Gli spazi Unitus interessati saranno i due chiostri, l’aula magna, l’area al piano terra per show cooking e incontri con produttori. Più gli spazi esterni con il track food.
Andrea Rocchi
La new entry di questa stagione è il Crea (Consiglio per la ricerca in agricoltura e l’analisi dell’economia agraria), rappresentato da Rocchi: “Ci è sembrato un importante step collaborare con questa manifestazione. Noi ci occupiamo di enogastronomia e siamo impegnati sulla ricerca e l’evoluzione di ciò che mangiamo. Assaggi è una scommessa. Siamo impegnati nel far capire quanto sia importante il Made in Italy e in questa occasione è importante partire dai prodotti della Tuscia”.
Enrico Panunzi
“Sono molto affezionato a questa manifestazione perché si proiettano le nostre attività in un ambito importante – ha ricordato Panunzi -. Questa è una politica di valorizzazione anche turistica attraverso gli eventi perché gli eventi portano conoscenza di questo territorio a chi non ne ha. Il Lazio non è una regione con un grande senso di appartenenza e Assaggi può portare alla costruzione di un’identità territoriale. Questo appuntamento deve essere fisso perché essenziale non solo dal punto di vista turistico, ma anche perché abbiamo delle eccellenze che vanno rilanciate e fatte scoprire”.
Marco Tortolini
“Con questa collaborazione possiamo promuovere la cultura del buon cibo nei più giovani – ha sottolineato Tortolini -, riuscire a fare entrare la cultura del cibo stagionale, del territorio, del cibo slow e non fast, a chilometro zero. Lo faremo con laboratori sul vino e sulla degustazione di caffè e di tisane”.
Carlo Zucchetti
“C’è una grandissima qualità diffusa nella nostra regione che va raccontata anche attraverso la nostra storia di Etruschi – ha detto Carlo Zucchetti parlando del settore dei vini -. Dobbiamo valorizzare quello abbiamo. Bere un vino non è solo raccontare un sapore, è anche raccontare la storia e farlo scoprire a chi viene da fuori”.

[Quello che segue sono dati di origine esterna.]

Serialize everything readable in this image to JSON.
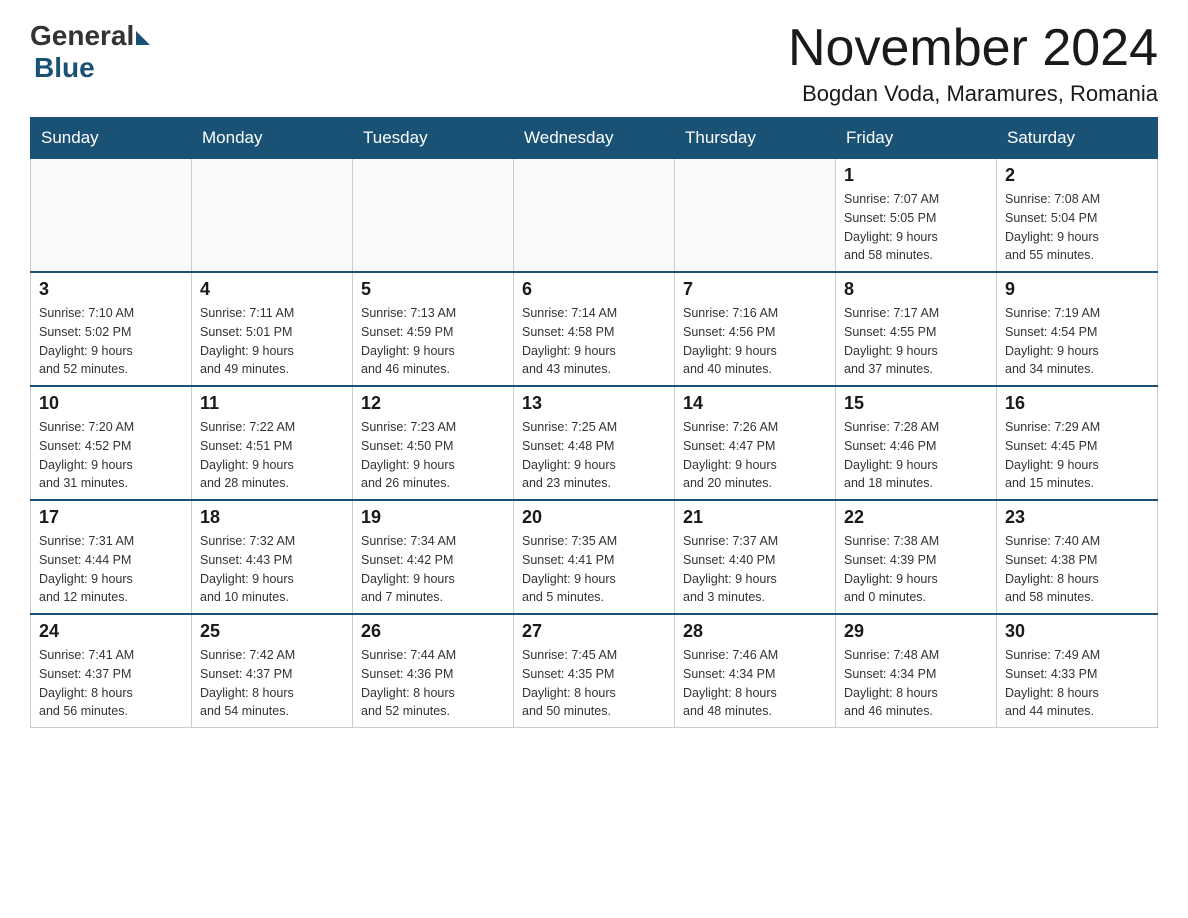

La quarta edizione del Salone dell’enogastronomia laziale è in programma dal 17 al 19 maggio e ad aprirla sarà lo chef Gabriele Bonci, testimonial d’eccezione della prima giornata.
A partire dalle 10 del 17 maggio il panificatore e pizzaiolo romano inaugurerà la manifestazione che per la prima volta sarà ospitata nel complesso di Santa Maria in Gradi a Viterbo.
Bonci parlerà in un’intervista sul tema “Le mani nella Terra” e terrà uno show cooking intitolato “Il pollo nel pane”.
Oltre a Bonci, tanti altri saranno I protagonisti degli show cooking, tra cui Salvatore Tassa, Fabrizio Pagliaroni, Maurizio Grani, Maria Assunta Stacchiotti, Vincenzo Mancino e molte altre osterie d’eccellenza laziali.
Tra i momenti più importanti della tre giorni ci saranno degustazioni Slow Food curate da Carlo Zucchetti e Sandra Ianni, dedicate a vino, birra, tisane e distillati; i laboratori sensoriali di Agro Camera; talk e approfondimenti scientifici, come il seminario sulla frutta a guscio a cura dell’Università della Tuscia; la presentazione del marchio “Rea qualità reatina” accanto a “Tuscia Viterbese” e “Natura in Campo”.
Domenica 18 si parlerà di artigianato alimentare con “Un assaggio di Assaggi” e una tavola rotonda sugli usi in cucina delle piante spontanee in collaborazione con l’Università della Tuscia. Lunedì 19 Andrea Pasqualucci, chef stellato del Moma di Roma, sarà il protagonista di un talk sull’evoluzione della ristorazione all’insegna della qualità.